We’ll get into the history as well as design elements of some of the rad pump tracks we’ve had to pleasure to zip around later. However, before going forward, it is safe to say most have been inspired to build tracks based on this single YouTube clip, filmed in Pro mountain biker Mark Weir’s backyard:
Mark Weir’s back yard – Novato, CA
It’s sick, huh? I was fortunate enough to visit the “Peacock Pit” (as it’s fondly titled due to the peacocks roaming around) a few times. It is ridiculously fun to ride.
Izaak Van Horn’s back yard – Medford, OR
This clip inspired my brother Izaak so much he converted his modest back yard into a pump track as well.
The size of the track is a bit limited due to the fact he needed to keep some of the yard intact for the kids to play in. (That tent is my home when I’m visit btw) That didn’t stop him from expanding it a bit with a second, slalom-like line.
Patty’s back yard – Portland, OR
Izaak’s pump track in turn, inspired some of our friends that came through on a road trip- here’s what they ended up coming up with in a back yard in Portland, Oregon.
They’re not done yet either; recent upgrades have included a bowl and a wallride. No video on this one- yet.
the Fix in Boulder, CO
We sessioned a super sweet pump track/ dirt jump park set up behind the Fix Bike Shop in Boulder, CO that we visited in January.
The Fix definitely has one of the raddest backyards we’ve seen to date. It crosses the line from backyard fun to full blown bike park, with pro and intermediate dirt jump lines as well. If I lived in Boulder, I’d be here a few times a week, digging and riding. Fo’ sure.
Goldstream Sports, Fairbanks, AK
We also rode and worked on a pump track at Goldstream Sports, in Fairbanks, Alaska. (More on that one later.)
This was probably one of my favorite days of trail building while on the road- after a day of workshops and trail work, we added a whole new section to the pump track.
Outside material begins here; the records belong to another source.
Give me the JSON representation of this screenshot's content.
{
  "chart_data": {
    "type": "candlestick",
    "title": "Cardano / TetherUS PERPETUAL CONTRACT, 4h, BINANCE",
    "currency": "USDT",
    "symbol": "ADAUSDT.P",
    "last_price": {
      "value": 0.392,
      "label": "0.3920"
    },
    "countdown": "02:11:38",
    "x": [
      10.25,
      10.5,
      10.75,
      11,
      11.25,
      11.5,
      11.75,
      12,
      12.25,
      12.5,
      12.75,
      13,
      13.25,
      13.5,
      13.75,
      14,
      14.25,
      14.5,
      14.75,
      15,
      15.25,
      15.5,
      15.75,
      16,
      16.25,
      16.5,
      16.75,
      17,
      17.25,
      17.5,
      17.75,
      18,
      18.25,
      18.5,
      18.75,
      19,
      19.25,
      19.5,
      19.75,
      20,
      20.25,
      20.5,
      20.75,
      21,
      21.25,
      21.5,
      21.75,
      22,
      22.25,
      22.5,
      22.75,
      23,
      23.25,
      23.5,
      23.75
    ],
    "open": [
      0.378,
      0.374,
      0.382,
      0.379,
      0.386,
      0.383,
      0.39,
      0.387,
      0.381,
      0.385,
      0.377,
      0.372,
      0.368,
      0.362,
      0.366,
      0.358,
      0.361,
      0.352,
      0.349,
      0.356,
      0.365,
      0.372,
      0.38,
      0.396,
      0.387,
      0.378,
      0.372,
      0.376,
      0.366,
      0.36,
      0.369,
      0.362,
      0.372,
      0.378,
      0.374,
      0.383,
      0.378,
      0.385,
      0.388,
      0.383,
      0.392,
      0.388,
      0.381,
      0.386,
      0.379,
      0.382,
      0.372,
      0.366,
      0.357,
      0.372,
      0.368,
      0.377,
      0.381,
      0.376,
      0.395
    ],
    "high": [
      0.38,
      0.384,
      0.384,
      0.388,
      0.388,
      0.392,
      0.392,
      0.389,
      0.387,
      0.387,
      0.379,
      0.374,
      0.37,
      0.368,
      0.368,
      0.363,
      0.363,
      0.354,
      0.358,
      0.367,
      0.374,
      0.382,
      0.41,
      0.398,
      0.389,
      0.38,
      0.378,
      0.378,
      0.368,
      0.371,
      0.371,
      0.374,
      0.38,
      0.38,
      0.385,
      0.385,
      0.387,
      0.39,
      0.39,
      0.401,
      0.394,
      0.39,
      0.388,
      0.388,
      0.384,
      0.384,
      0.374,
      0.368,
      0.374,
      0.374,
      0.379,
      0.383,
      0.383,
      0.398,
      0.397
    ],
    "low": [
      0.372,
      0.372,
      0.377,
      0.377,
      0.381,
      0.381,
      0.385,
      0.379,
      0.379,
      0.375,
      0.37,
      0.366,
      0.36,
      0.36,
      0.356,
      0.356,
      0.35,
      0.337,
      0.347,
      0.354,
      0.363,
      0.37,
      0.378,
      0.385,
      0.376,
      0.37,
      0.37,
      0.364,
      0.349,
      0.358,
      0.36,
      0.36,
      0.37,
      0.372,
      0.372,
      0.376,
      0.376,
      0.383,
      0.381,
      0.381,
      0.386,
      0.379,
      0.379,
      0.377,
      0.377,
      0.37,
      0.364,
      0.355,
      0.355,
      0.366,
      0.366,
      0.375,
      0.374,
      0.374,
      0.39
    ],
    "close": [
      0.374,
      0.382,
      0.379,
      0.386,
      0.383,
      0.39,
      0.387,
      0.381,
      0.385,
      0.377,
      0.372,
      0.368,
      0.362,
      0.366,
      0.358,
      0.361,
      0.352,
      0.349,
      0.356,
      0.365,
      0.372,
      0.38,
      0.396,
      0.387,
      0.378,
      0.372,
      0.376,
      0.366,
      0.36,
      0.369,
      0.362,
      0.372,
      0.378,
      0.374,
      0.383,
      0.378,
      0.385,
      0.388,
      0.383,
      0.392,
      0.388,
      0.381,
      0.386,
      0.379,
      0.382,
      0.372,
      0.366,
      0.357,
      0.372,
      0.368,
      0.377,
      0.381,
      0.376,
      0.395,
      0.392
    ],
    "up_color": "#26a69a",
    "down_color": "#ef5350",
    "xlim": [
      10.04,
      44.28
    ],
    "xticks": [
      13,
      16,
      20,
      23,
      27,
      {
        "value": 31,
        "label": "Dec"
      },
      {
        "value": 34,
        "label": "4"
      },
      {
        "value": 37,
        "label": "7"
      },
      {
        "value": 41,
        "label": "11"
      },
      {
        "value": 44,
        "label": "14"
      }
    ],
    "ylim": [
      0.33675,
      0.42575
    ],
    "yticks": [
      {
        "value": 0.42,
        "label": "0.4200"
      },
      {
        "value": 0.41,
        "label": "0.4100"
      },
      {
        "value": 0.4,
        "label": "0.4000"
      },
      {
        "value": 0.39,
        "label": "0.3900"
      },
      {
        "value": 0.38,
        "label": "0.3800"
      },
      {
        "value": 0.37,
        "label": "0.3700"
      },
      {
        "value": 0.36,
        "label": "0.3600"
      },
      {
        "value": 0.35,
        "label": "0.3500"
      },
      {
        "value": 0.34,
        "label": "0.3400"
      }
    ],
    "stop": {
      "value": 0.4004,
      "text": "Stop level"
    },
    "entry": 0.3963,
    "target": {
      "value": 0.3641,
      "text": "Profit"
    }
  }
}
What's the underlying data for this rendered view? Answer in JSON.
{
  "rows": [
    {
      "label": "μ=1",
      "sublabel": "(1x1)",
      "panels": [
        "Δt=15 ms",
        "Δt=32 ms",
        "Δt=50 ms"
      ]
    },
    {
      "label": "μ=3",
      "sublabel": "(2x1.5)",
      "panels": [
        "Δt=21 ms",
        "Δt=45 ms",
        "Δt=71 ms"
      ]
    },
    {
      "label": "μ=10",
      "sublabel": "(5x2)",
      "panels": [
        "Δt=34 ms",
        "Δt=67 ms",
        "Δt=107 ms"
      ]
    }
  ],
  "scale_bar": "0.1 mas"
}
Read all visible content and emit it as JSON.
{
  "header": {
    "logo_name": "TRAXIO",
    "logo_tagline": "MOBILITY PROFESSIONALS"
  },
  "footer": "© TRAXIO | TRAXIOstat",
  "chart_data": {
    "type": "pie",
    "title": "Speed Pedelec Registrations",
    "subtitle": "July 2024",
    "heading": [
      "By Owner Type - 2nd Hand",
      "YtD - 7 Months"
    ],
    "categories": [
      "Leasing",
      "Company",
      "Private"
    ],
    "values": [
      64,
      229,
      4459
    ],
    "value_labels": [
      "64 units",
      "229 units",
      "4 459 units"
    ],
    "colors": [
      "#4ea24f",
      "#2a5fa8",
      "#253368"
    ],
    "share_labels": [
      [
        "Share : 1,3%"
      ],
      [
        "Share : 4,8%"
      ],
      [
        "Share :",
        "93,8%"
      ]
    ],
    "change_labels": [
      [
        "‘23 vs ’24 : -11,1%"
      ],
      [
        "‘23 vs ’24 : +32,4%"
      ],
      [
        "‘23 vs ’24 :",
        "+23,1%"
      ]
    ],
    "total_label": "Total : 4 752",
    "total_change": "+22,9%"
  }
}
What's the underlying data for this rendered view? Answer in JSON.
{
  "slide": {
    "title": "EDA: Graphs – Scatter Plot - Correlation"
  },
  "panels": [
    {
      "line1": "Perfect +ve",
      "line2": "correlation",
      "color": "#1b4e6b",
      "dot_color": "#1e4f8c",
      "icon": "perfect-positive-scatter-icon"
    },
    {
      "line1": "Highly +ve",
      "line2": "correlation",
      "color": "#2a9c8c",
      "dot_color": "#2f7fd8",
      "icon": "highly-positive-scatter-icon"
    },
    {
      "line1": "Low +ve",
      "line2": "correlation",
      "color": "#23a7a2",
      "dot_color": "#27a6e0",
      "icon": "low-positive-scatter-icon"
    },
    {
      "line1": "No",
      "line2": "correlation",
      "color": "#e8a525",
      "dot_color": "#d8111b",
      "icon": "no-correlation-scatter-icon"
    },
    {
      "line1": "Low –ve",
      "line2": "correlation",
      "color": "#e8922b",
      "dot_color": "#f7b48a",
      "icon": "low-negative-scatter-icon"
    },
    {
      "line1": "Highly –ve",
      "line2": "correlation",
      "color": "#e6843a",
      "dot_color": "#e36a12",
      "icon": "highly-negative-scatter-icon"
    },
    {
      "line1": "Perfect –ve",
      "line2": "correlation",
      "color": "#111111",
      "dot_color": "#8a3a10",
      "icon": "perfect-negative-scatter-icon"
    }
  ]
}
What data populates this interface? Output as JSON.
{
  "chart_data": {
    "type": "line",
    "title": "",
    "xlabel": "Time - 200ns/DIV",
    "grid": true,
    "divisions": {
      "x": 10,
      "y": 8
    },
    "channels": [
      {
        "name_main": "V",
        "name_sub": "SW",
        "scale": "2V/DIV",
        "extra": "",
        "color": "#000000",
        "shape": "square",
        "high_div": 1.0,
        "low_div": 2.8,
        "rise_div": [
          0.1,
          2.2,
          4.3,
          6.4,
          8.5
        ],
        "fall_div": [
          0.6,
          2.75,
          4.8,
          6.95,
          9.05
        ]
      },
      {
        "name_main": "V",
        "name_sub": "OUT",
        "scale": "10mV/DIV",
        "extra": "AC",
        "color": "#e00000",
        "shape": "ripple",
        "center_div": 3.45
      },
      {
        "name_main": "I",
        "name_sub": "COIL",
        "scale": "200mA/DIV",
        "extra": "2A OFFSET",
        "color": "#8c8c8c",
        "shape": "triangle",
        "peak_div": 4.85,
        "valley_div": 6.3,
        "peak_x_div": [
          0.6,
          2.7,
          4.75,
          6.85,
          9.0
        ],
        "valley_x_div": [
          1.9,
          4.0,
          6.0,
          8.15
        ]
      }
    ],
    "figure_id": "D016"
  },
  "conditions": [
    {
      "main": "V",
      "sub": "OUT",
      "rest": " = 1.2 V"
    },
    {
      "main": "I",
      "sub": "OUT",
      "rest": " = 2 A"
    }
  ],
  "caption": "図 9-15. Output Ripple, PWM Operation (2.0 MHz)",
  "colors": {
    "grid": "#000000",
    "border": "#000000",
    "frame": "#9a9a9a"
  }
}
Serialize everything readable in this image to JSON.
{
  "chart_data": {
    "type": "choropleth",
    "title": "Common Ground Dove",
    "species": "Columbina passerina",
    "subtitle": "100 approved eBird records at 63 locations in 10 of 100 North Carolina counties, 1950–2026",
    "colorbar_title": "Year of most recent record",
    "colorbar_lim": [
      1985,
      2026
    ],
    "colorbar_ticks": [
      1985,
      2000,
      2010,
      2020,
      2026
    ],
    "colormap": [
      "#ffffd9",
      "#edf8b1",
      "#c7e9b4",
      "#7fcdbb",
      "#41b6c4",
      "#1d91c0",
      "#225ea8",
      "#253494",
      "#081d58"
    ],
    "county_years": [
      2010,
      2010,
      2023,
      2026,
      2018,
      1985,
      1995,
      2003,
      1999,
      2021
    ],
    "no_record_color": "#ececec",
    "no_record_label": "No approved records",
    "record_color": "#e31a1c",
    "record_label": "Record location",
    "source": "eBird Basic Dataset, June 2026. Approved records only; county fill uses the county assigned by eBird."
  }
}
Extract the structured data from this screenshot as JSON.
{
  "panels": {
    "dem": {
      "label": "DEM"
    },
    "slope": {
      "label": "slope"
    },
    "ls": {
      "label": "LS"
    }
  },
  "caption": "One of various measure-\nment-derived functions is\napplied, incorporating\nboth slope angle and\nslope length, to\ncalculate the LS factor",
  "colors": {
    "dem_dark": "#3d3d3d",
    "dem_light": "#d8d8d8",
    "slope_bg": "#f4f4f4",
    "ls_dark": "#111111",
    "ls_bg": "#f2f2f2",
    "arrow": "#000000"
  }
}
It being Alaska, it didn’t get dark until almost 1 or so. We ended up digging and eating BBQ and beers for at least four hours more, ending at well after 9pm. (After starting our day at 9am) That’s my kind of day.
A pump track we found when we drove through Nelson, BC
Not a backyard, and only temporary, but still cool: Pump track at Sea Otter
Every year they build a ton of cool stuff and tear it down after the event. Such a waste.
Smallest Pump track ever? Portland, OR
You don’t need a lot of space to make a track. This is the smallest track I’ve ever seen, and it was definitely tight and technical.
These are just a few of the cool backyards we rode this year-what are you waiting for? If you have a yard, all you need is some good dirt, a few shovels and rakes, (a pulaski is nice to have on hand too) and water.